Disclaimer: Reader discretion advised. This entry, which will only be in English, discusses sexual assault and could be triggering.
The date was 7 July 2016. The location was San Fermines in Pamplona.
A young woman was celebrating the popular Pamplona fiestas, known as the “Running of the Bulls” in the U.S. and had a bit too much to drink. She sat down on a bench and was approached by five men from Sevilla, including a member of the Guardia Civil police and an ex military servant. While promising they would help her, they took her to a hotel where they were denied a room for hours “para follar”. They later snuck into an apartment building. She was scared. They forced themselves upon her.
A few months ago, a group of Spanish judges determined that the case was only “sexual abuse”, not “rape”, because there were no weapons, which meant lighter sentences. In June, they were out on the streets, free. One already went into renew his passport.
Virtually every Spanish woman and most Spanish men have been extremely upset about the verdict.
I can’t speak for women, nor do I want to try. I want them to share their own stories and speak for themselves, and I will support them. However, I can speak from my own experiences as a gay man and what I have gone through. I don’t want to take away from the #MeToo movement, but to start a new conversation for gay men and what many of us experience from our own community (not to mention homophobia and discrimination.)
To me, “no means no”. At any point, if someone says no, the encounter should stop. Yet too many times, it somehow gets interpreted to mean “continue.”
Machismo is alive and well, especially in the gay bars and on gay apps. If you don’t use a stall in the gay bar, it’s apparently consent. If you reply “hola”, it’s taken as consent to have pictures of someone’s genitalia sent to you, which, unfortunately, is rampant all over the world. The understanding sexual assault course I had to do online prior to starting grad school states this is a form of sexual harassment, folks.)

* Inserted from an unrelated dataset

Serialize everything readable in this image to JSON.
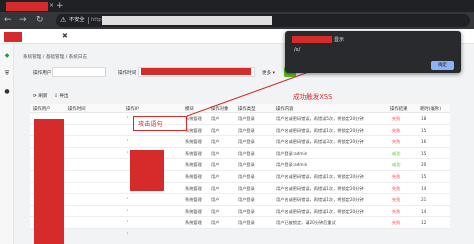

Many times, I have felt pressured to go further than I wanted to, despite the fact I continually said no. There were no weapons, but I was still scared to say no. Those Spanish judges would consider it “abuse”, not “assault”. So many guys don’t understand the word “no”.
And then there was not one but two incidents in the past year with former flatmates.
One arrived drunk at 2 am, opened my bedroom door, climbed into my bed and started talking off my pyjamas, saying “Te voy a follar”. He suddenly had to use the toilet, and I barricaded the room shut with a chest. I slept with my hiking poles under my pillow for two weeks until I could leave.
Then the next one didn’t try physical force but emotional manipulation. He kept asking me to have sex with him, kept trying to get me drunk so I would say yes. I didn’t want that type of living situation, especially with him. Weeks of dealing with his alcoholism and persistence in trying to get me to sleep with him lead me to packing up in the middle of the night and leaving.
This played a part of the reason why I’m leaving Spain. If I can’t find a job where I can live in a safe place, free from this worry….
Of course, these things can and do happen in the U.S. too. The very first time I met another gay man in person, he coerced me into going much farther than I was ready to go, used my romantic feelings to manipulate me and informed me that “gay men never tell each other no.”
Consensual sex is a wonderful, fantastic thing between two willing adults. However, for many men, their own erection means the other person has automatically given consent.
I believe women. I also feel that sexual assault is much more prevalent in the gay community than we want to admit. Sexual assault in all forms needs to stop.
As for that woman who just wanted to have fun during San Fermines, #yosítecreo. The men deserved a tougher punishment. It was sexual assault, not abuse. She was NOT asking for it. For the record, the judges who reached this decision were all men.
Both the US and Spain can do better.